# Question #16995

May 5, 2015

All but $A s C {l}_{5}$.

Orbital hybridization is determined by the steric number, which represents the number of regions of electron density that surround an atom.

Regions of electron density can be bonds - simple, double, or triple bonds count as 1 region - or lone pairs of electrons.

Since the steric number determines orbital hybridization, you can work backwards and use orbital hybridization to determine the steric number.

In your case, $s {p}^{3} {d}^{2}$ hybridization implies the existance of 6 hybrid orbitals, formed from one s, three p, and two d-orbitals. In turn, 6 hybrid orbitals correspond to 6 regions of electron density lcoated around the central atom.

That being said, you could eyeball the given molecules and predict which could match this description, even without having to draw their respective Lewis structure.

• $S e {F}_{6}$, selenium hexafluoride

The selenium atom is bonded to 6 fluorine atoms, and since selenium has 6 valence electrons (it's part of the oxygen family), no lone pairs could possibly be present on it.

As a result, you get 6 bonds and 0 lone pairs $\to$ $s {p}^{3} {d}^{2}$ hybridization.

• $X e C {l}_{4}$, xenon tetrachloride

Xenon is a noble gas, so it has 8 valence electrons. Since it only forms 4 single bonds with the chlorine atoms, which account for 4 of the 8 valence electrons, it will also have 2 lone pairs present.

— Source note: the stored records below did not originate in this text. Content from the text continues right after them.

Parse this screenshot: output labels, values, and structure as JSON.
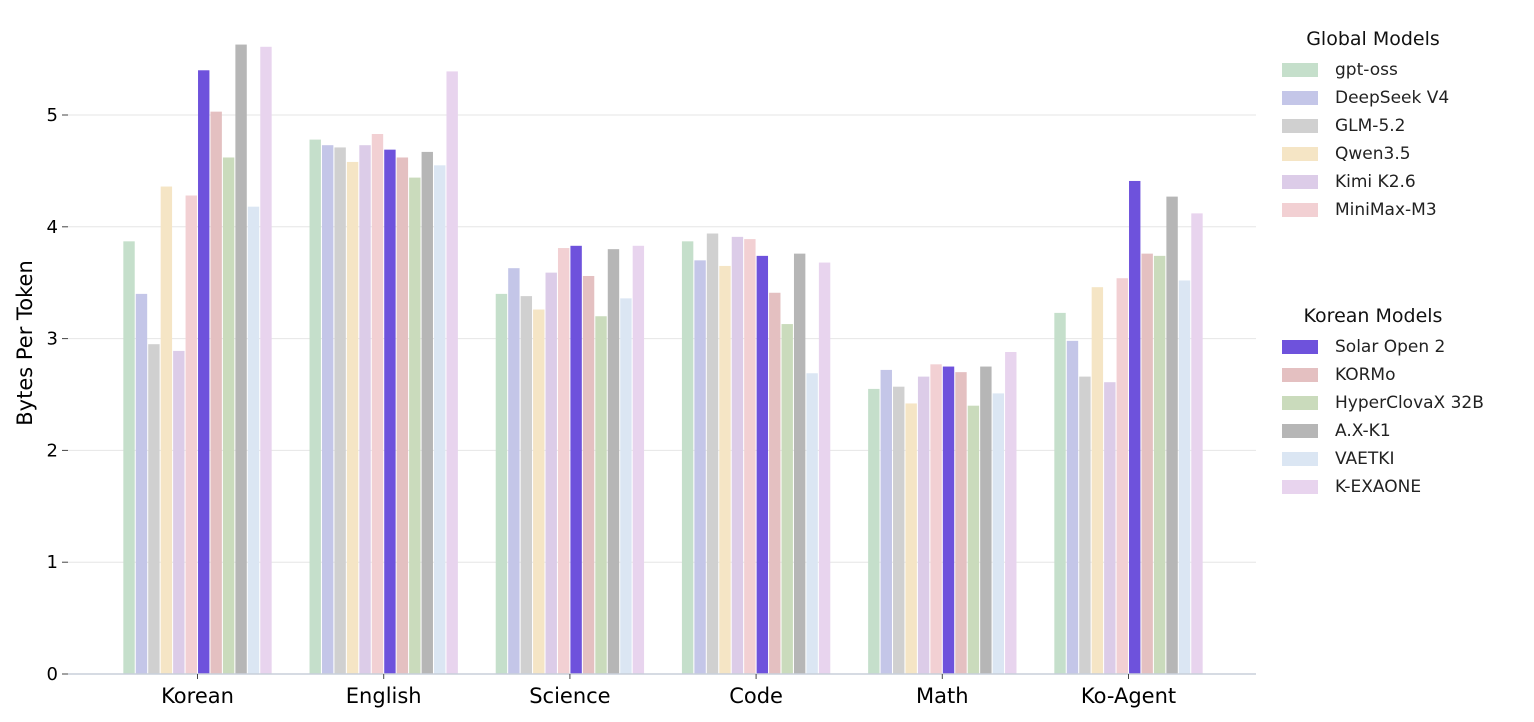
{
  "chart_data": {
    "type": "bar",
    "ylabel": "Bytes Per Token",
    "xlabel": "",
    "ylim": [
      0,
      5.65
    ],
    "yticks": [
      "0",
      "1",
      "2",
      "3",
      "4",
      "5"
    ],
    "grid": "horizontal",
    "legend_placement": "right",
    "categories": [
      "Korean",
      "English",
      "Science",
      "Code",
      "Math",
      "Ko-Agent"
    ],
    "series": [
      {
        "name": "gpt-oss",
        "group": "global",
        "color": "#c5dfcb",
        "values": [
          3.87,
          4.78,
          3.4,
          3.87,
          2.55,
          3.23
        ]
      },
      {
        "name": "DeepSeek V4",
        "group": "global",
        "color": "#c4c6e8",
        "values": [
          3.4,
          4.73,
          3.63,
          3.7,
          2.72,
          2.98
        ]
      },
      {
        "name": "GLM-5.2",
        "group": "global",
        "color": "#d0d0d0",
        "values": [
          2.95,
          4.71,
          3.38,
          3.94,
          2.57,
          2.66
        ]
      },
      {
        "name": "Qwen3.5",
        "group": "global",
        "color": "#f5e5c5",
        "values": [
          4.36,
          4.58,
          3.26,
          3.65,
          2.42,
          3.46
        ]
      },
      {
        "name": "Kimi K2.6",
        "group": "global",
        "color": "#dccce8",
        "values": [
          2.89,
          4.73,
          3.59,
          3.91,
          2.66,
          2.61
        ]
      },
      {
        "name": "MiniMax-M3",
        "group": "global",
        "color": "#f2d0d3",
        "values": [
          4.28,
          4.83,
          3.81,
          3.89,
          2.77,
          3.54
        ]
      },
      {
        "name": "Solar Open 2",
        "group": "korean",
        "color": "#6e52dc",
        "values": [
          5.4,
          4.69,
          3.83,
          3.74,
          2.75,
          4.41
        ]
      },
      {
        "name": "KORMo",
        "group": "korean",
        "color": "#e4c0c1",
        "values": [
          5.03,
          4.62,
          3.56,
          3.41,
          2.7,
          3.76
        ]
      },
      {
        "name": "HyperClovaX 32B",
        "group": "korean",
        "color": "#cadbbc",
        "values": [
          4.62,
          4.44,
          3.2,
          3.13,
          2.4,
          3.74
        ]
      },
      {
        "name": "A.X-K1",
        "group": "korean",
        "color": "#b6b6b6",
        "values": [
          5.63,
          4.67,
          3.8,
          3.76,
          2.75,
          4.27
        ]
      },
      {
        "name": "VAETKI",
        "group": "korean",
        "color": "#dbe6f3",
        "values": [
          4.18,
          4.55,
          3.36,
          2.69,
          2.51,
          3.52
        ]
      },
      {
        "name": "K-EXAONE",
        "group": "korean",
        "color": "#e8d4ee",
        "values": [
          5.61,
          5.39,
          3.83,
          3.68,
          2.88,
          4.12
        ]
      }
    ]
  },
  "legend": {
    "global_title": "Global Models",
    "korean_title": "Korean Models"
  }
}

As a result, you get 4 bonds and 2 lone pairs $\to$ $s {p}^{3} {d}^{2}$ hybridization.

• $I {F}_{5}$, iodine pentrafluoride

Iodine is a halogen, which means it has 7 valence electrons. Since it forms 5 single bonds with the fluorine atoms, it will have 2 valence electrons present as a lone pair.

As a result, you get 5 bonds and 1 lone pair $\to$ $s {p}^{3} {d}^{2}$ hybridization.

• $A s C {l}_{5}$, arsenic pentachloride

Arsenic is part of the nitrogen family, which means it has 5 valence electrons. Since it forms 5 single bonds with the chlorine atoms, you won't have any lone pairs present.

As a result, you get 5 bonds and 0 lone pairs $\to$ $s {p}^{3} d$ hybridization.

SIDE NOTE As practice, you could actually draw the Lewis structures for all the molecules and double-check the answer.